Adaptive Neural-Network Boundary Control for a Flexible Manipulator With Input Constraints and Model Uncertainties

• Published in: IEEE transactions on cybernetics Vol. 51; no. 10; pp. 4796 - 4807
• Main Authors: Ren, Yong, Zhao, Zhijia, Zhang, Chunliang, Yang, Qinmin, Hong, Keum-Shik
• Format: Journal Article
• Language: English
• Published: Piscataway IEEE 01.10.2021; The Institute of Electrical and Electronics Engineers, Inc. (IEEE)
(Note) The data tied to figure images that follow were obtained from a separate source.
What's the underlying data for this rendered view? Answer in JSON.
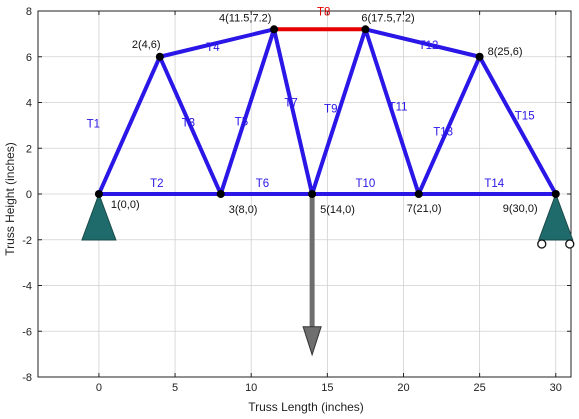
{
  "chart_data": {
    "type": "truss-diagram",
    "title": "",
    "xlabel": "Truss Length (inches)",
    "ylabel": "Truss Height (inches)",
    "xlim": [
      -4,
      31
    ],
    "ylim": [
      -8,
      8
    ],
    "xticks": [
      "0",
      "5",
      "10",
      "15",
      "20",
      "25",
      "30"
    ],
    "xtick_values": [
      0,
      5,
      10,
      15,
      20,
      25,
      30
    ],
    "yticks": [
      "8",
      "6",
      "4",
      "2",
      "0",
      "-2",
      "-4",
      "-6",
      "-8"
    ],
    "ytick_values": [
      8,
      6,
      4,
      2,
      0,
      -2,
      -4,
      -6,
      -8
    ],
    "grid": true,
    "colors": {
      "member": "#2a16e6",
      "member_label": "#2a16e6",
      "highlight_member": "#e60000",
      "support": "#1f6b6b",
      "load_arrow": "#6e6e6e",
      "node": "#000000",
      "grid": "#d0d0d0"
    },
    "nodes": [
      {
        "id": 1,
        "label": "1(0,0)",
        "x": 0,
        "y": 0
      },
      {
        "id": 2,
        "label": "2(4,6)",
        "x": 4,
        "y": 6
      },
      {
        "id": 3,
        "label": "3(8,0)",
        "x": 8,
        "y": 0
      },
      {
        "id": 4,
        "label": "4(11.5,7.2)",
        "x": 11.5,
        "y": 7.2
      },
      {
        "id": 5,
        "label": "5(14,0)",
        "x": 14,
        "y": 0
      },
      {
        "id": 6,
        "label": "6(17.5,7.2)",
        "x": 17.5,
        "y": 7.2
      },
      {
        "id": 7,
        "label": "7(21,0)",
        "x": 21,
        "y": 0
      },
      {
        "id": 8,
        "label": "8(25,6)",
        "x": 25,
        "y": 6
      },
      {
        "id": 9,
        "label": "9(30,0)",
        "x": 30,
        "y": 0
      }
    ],
    "members": [
      {
        "label": "T1",
        "from": 1,
        "to": 2
      },
      {
        "label": "T2",
        "from": 1,
        "to": 3
      },
      {
        "label": "T3",
        "from": 2,
        "to": 3
      },
      {
        "label": "T4",
        "from": 2,
        "to": 4
      },
      {
        "label": "T5",
        "from": 3,
        "to": 4
      },
      {
        "label": "T6",
        "from": 3,
        "to": 5
      },
      {
        "label": "T7",
        "from": 4,
        "to": 5
      },
      {
        "label": "T8",
        "from": 4,
        "to": 6,
        "highlight": true
      },
      {
        "label": "T9",
        "from": 5,
        "to": 6
      },
      {
        "label": "T10",
        "from": 5,
        "to": 7
      },
      {
        "label": "T11",
        "from": 6,
        "to": 7
      },
      {
        "label": "T12",
        "from": 6,
        "to": 8
      },
      {
        "label": "T13",
        "from": 7,
        "to": 8
      },
      {
        "label": "T14",
        "from": 7,
        "to": 9
      },
      {
        "label": "T15",
        "from": 8,
        "to": 9
      }
    ],
    "supports": [
      {
        "node": 1,
        "kind": "pin"
      },
      {
        "node": 9,
        "kind": "roller"
      }
    ],
    "load": {
      "node": 5,
      "direction": "down",
      "to_y": -6.5
    }
  }
}
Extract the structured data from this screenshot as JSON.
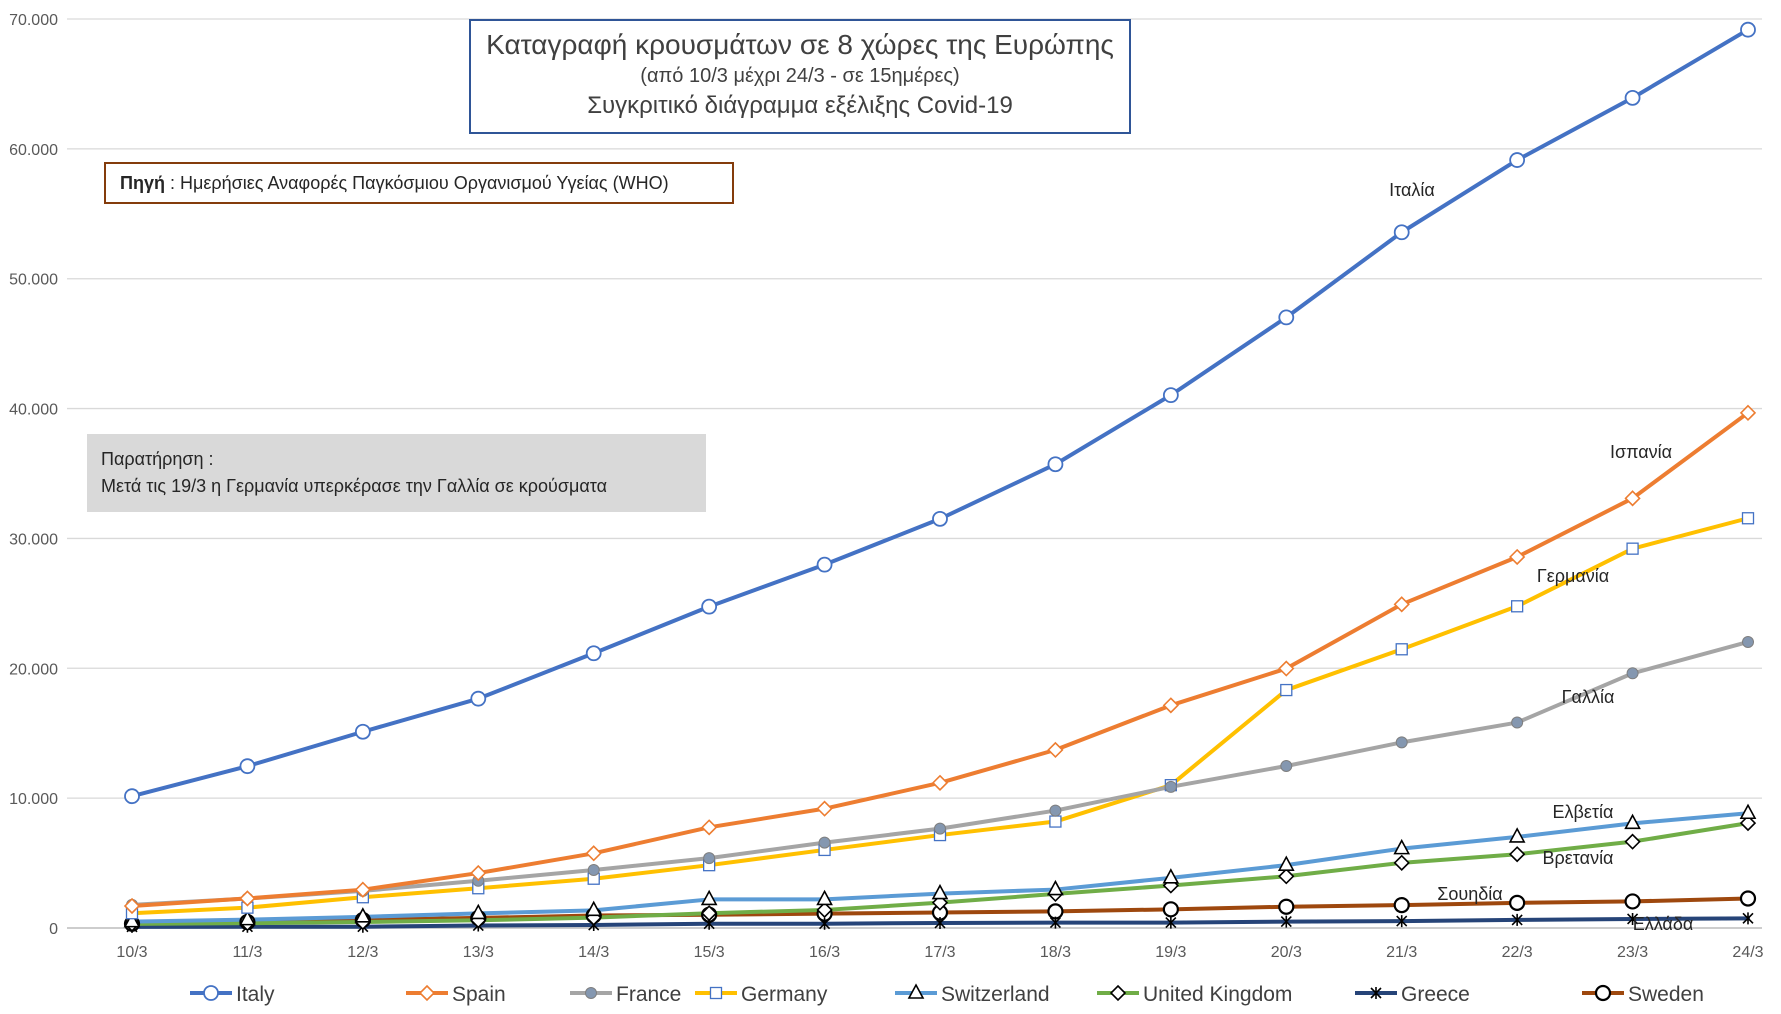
{
  "title": {
    "main": "Καταγραφή κρουσμάτων σε 8 χώρες της Ευρώπης",
    "period": "(από 10/3 μέχρι 24/3 - σε 15ημέρες)",
    "subtitle": "Συγκριτικό διάγραμμα εξέλιξης Covid-19"
  },
  "source": {
    "label": "Πηγή",
    "text": " : Ημερήσιες Αναφορές Παγκόσμιου Οργανισμού Υγείας (WHO)"
  },
  "note": {
    "title": "Παρατήρηση :",
    "text": "Μετά τις 19/3 η Γερμανία υπερκέρασε την Γαλλία σε κρούσματα"
  },
  "chart_data": {
    "type": "line",
    "title": "Καταγραφή κρουσμάτων σε 8 χώρες της Ευρώπης",
    "categories": [
      "10/3",
      "11/3",
      "12/3",
      "13/3",
      "14/3",
      "15/3",
      "16/3",
      "17/3",
      "18/3",
      "19/3",
      "20/3",
      "21/3",
      "22/3",
      "23/3",
      "24/3"
    ],
    "ylim": [
      0,
      70000
    ],
    "yticks": [
      0,
      10000,
      20000,
      30000,
      40000,
      50000,
      60000,
      70000
    ],
    "ytick_labels": [
      "0",
      "10.000",
      "20.000",
      "30.000",
      "40.000",
      "50.000",
      "60.000",
      "70.000"
    ],
    "grid": true,
    "legend_position": "bottom",
    "series": [
      {
        "name": "Italy",
        "label": "Ιταλία",
        "color": "#4472c4",
        "marker": "circle-open",
        "values": [
          10149,
          12462,
          15113,
          17660,
          21157,
          24747,
          27980,
          31506,
          35713,
          41035,
          47021,
          53578,
          59138,
          63927,
          69176
        ]
      },
      {
        "name": "Spain",
        "label": "Ισπανία",
        "color": "#ed7d31",
        "marker": "diamond-open",
        "values": [
          1695,
          2277,
          2950,
          4231,
          5753,
          7753,
          9191,
          11178,
          13716,
          17147,
          19980,
          24926,
          28572,
          33089,
          39673
        ]
      },
      {
        "name": "France",
        "label": "Γαλλία",
        "color": "#a5a5a5",
        "marker": "circle-filled",
        "values": [
          1784,
          2269,
          2860,
          3640,
          4469,
          5380,
          6573,
          7652,
          9043,
          10871,
          12475,
          14296,
          15821,
          19615,
          22025
        ]
      },
      {
        "name": "Germany",
        "label": "Γερμανία",
        "color": "#ffc000",
        "marker": "square-open",
        "values": [
          1139,
          1567,
          2369,
          3062,
          3795,
          4838,
          6012,
          7156,
          8198,
          10999,
          18323,
          21463,
          24774,
          29212,
          31554
        ]
      },
      {
        "name": "Switzerland",
        "label": "Ελβετία",
        "color": "#5b9bd5",
        "marker": "triangle-open",
        "values": [
          491,
          645,
          858,
          1125,
          1359,
          2200,
          2200,
          2650,
          2960,
          3863,
          4840,
          6113,
          7014,
          8060,
          8836
        ]
      },
      {
        "name": "United Kingdom",
        "label": "Βρετανία",
        "color": "#70ad47",
        "marker": "diamond-open",
        "values": [
          319,
          373,
          460,
          594,
          798,
          1140,
          1391,
          1950,
          2626,
          3269,
          3983,
          5018,
          5683,
          6650,
          8077
        ]
      },
      {
        "name": "Greece",
        "label": "Ελλάδα",
        "color": "#264478",
        "marker": "star",
        "values": [
          89,
          99,
          99,
          190,
          228,
          331,
          331,
          387,
          418,
          418,
          495,
          530,
          624,
          695,
          743
        ]
      },
      {
        "name": "Sweden",
        "label": "Σουηδία",
        "color": "#9e480e",
        "marker": "circle-open-bold",
        "values": [
          326,
          461,
          620,
          775,
          961,
          1022,
          1103,
          1190,
          1279,
          1439,
          1639,
          1763,
          1934,
          2046,
          2272
        ]
      }
    ]
  }
}
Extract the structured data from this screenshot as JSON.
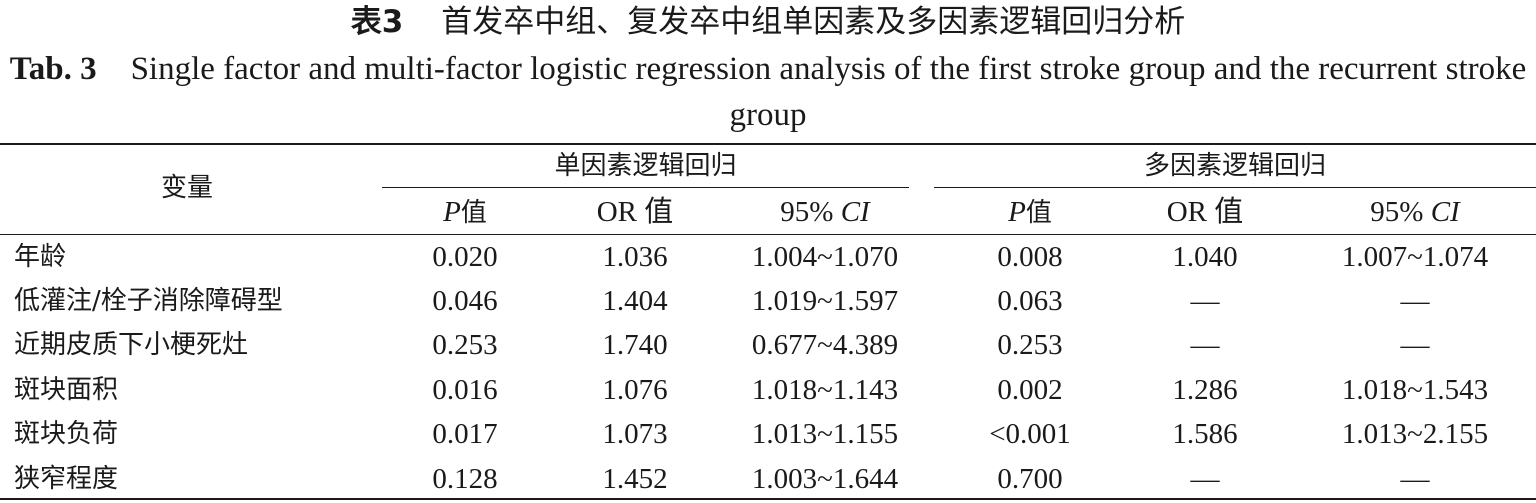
{
  "title_cn": {
    "label": "表3",
    "text": "首发卒中组、复发卒中组单因素及多因素逻辑回归分析"
  },
  "title_en": {
    "label": "Tab. 3",
    "text": "Single factor and multi-factor logistic regression analysis of the first stroke group and the recurrent stroke group"
  },
  "header": {
    "variable": "变量",
    "group_single": "单因素逻辑回归",
    "group_multi": "多因素逻辑回归",
    "p": "P",
    "p_suffix": "值",
    "or": "OR 值",
    "ci_prefix": "95% ",
    "ci": "CI"
  },
  "rows": [
    {
      "name": "年龄",
      "p1": "0.020",
      "or1": "1.036",
      "ci1": "1.004~1.070",
      "p2": "0.008",
      "or2": "1.040",
      "ci2": "1.007~1.074"
    },
    {
      "name": "低灌注/栓子消除障碍型",
      "p1": "0.046",
      "or1": "1.404",
      "ci1": "1.019~1.597",
      "p2": "0.063",
      "or2": "—",
      "ci2": "—"
    },
    {
      "name": "近期皮质下小梗死灶",
      "p1": "0.253",
      "or1": "1.740",
      "ci1": "0.677~4.389",
      "p2": "0.253",
      "or2": "—",
      "ci2": "—"
    },
    {
      "name": "斑块面积",
      "p1": "0.016",
      "or1": "1.076",
      "ci1": "1.018~1.143",
      "p2": "0.002",
      "or2": "1.286",
      "ci2": "1.018~1.543"
    },
    {
      "name": "斑块负荷",
      "p1": "0.017",
      "or1": "1.073",
      "ci1": "1.013~1.155",
      "p2": "<0.001",
      "or2": "1.586",
      "ci2": "1.013~2.155"
    },
    {
      "name": "狭窄程度",
      "p1": "0.128",
      "or1": "1.452",
      "ci1": "1.003~1.644",
      "p2": "0.700",
      "or2": "—",
      "ci2": "—"
    }
  ]
}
• Subjects: Adaptation models; Adaptive control; Adaptive neural network (NN) boundary control (BC); Artificial neural networks; Boundary control; Constraint modelling; Control theory; Cybernetics; flexible manipulator; Flexible manipulators; input constraints; Magnetic resonance imaging; Manipulators; model uncertainties; Neural networks; Radial basis function; Robot arms; Subsystems; Tracking errors; Uncertainty; Vibrations
• ISSN: 2168-2267; 2168-2275; 2168-2275
• DOI: 10.1109/TCYB.2020.3021069

This article develops an adaptive neural-network (NN) boundary control scheme for a flexible manipulator subject to input constraints, model uncertainties, and external disturbances. First, a radial basis function NN method is utilized to tackle the unknown input saturations, dead zones, and model uncertainties. Then, based on the backstepping approach, two adaptive NN boundary controllers with update laws are employed to stabilize the like-position loop subsystem and like-posture loop subsystem, respectively. With the introduced control laws, the uniform ultimate boundedness of the deflection and angle tracking errors for the flexible manipulator are guaranteed. Finally, the control performance of the developed control technique is examined by a numerical example.